The Biden administration has sought increased powers to send seized assets from Russian sanctions evaders to aid Kyiv.
United States Attorney General Merrick Garland has authorised the first transfer of funds seized from Russian oligarchs to aid Ukraine.
In a statement on Wednesday, Garland said the money seized from Russian oligarch Konstantin Malofeyev will go towards the war-torn country, which Russia invaded on February 24, 2022.
“While this represents the United States’ first transfer of forfeited Russian funds for the rebuilding of Ukraine,” Garland said, “it will not be the last.”
Last year, the US Department of Justice charged Malofeyev with violating sanctions imposed on Russia. Prosecutors said he provided financing for Russians promoting separatism in Crimea, a peninsula the country annexed from Ukraine in 2014.

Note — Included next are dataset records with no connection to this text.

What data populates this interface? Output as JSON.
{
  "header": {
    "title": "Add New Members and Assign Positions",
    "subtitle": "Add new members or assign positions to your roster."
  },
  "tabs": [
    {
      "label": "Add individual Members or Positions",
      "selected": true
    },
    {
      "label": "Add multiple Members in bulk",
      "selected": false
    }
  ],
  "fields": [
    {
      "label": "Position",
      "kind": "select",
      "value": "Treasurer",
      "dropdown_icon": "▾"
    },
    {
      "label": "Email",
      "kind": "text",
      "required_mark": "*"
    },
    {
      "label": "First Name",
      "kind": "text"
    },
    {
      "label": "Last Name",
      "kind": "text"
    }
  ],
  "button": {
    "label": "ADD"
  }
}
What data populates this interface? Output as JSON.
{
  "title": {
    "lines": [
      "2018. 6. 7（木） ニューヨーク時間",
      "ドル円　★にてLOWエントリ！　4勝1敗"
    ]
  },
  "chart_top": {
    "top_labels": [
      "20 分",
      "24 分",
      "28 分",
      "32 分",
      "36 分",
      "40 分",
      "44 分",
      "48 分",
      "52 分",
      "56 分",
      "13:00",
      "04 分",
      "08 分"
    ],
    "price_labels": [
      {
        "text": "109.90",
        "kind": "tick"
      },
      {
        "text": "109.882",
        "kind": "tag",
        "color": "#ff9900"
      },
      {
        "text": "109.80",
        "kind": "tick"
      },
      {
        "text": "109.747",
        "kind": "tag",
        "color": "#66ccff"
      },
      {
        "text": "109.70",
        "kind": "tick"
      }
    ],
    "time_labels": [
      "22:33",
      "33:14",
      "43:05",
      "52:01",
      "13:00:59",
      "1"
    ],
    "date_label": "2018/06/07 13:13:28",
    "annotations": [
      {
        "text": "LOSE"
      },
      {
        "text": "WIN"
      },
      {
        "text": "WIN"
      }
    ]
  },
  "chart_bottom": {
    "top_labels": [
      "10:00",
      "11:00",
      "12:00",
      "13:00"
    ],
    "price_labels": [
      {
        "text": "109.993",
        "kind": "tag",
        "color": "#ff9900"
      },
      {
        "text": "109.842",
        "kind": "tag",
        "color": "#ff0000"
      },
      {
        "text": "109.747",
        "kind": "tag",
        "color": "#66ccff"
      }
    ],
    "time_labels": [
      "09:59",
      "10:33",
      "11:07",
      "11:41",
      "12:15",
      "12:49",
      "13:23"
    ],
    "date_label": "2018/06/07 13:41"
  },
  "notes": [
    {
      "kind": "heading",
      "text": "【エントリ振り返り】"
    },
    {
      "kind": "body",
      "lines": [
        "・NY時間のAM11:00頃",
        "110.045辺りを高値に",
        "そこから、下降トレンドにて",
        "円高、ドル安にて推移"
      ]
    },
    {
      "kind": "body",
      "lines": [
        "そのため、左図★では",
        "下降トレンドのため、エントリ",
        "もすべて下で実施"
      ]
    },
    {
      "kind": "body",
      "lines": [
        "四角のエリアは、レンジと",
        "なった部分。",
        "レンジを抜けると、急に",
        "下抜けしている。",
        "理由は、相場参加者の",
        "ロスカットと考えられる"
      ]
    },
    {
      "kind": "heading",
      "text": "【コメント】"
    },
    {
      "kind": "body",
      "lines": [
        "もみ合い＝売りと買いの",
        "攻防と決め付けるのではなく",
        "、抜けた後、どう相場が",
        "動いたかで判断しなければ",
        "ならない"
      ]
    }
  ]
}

At that time, Garland also announced “the seizure of millions of dollars from an account at a US financial institution traceable to Malofeyev’s sanctions violations”.
Following Russia’s full-scale invasion of Ukraine in 2022, Garland announced a new task force, dubbed KleptoCapture, that specifically targeted Russian oligarchs who sought to evade the deluge of US sanctions imposed against Russian entities.
“We will leave no stone unturned in our efforts to investigate, arrest and prosecute those whose criminal acts enable the Russian government to continue this unjust war,” Garland said at the time.
Among the assets seized by Washington was a fleet of superyachts, including a 106m (348-foot) vessel owned by Suleiman Kerimov valued at over $300m, which had been docked in Fiji.
US President Joe Biden, meanwhile, called on Congress last year to make it easier to transfer seized oligarch assets to Ukraine.
In December, Congress passed a law that allowed certain assets seized by the Justice Department to be funneled to Ukraine via the US Department of State.
In April, the Justice Department asked Congress to expand the assets that can be sent to Ukraine, particularly funds seized for violating export controls.
At the time, Deputy Attorney General Lisa Monaco said Washington was “leaving a lot of money on the table”.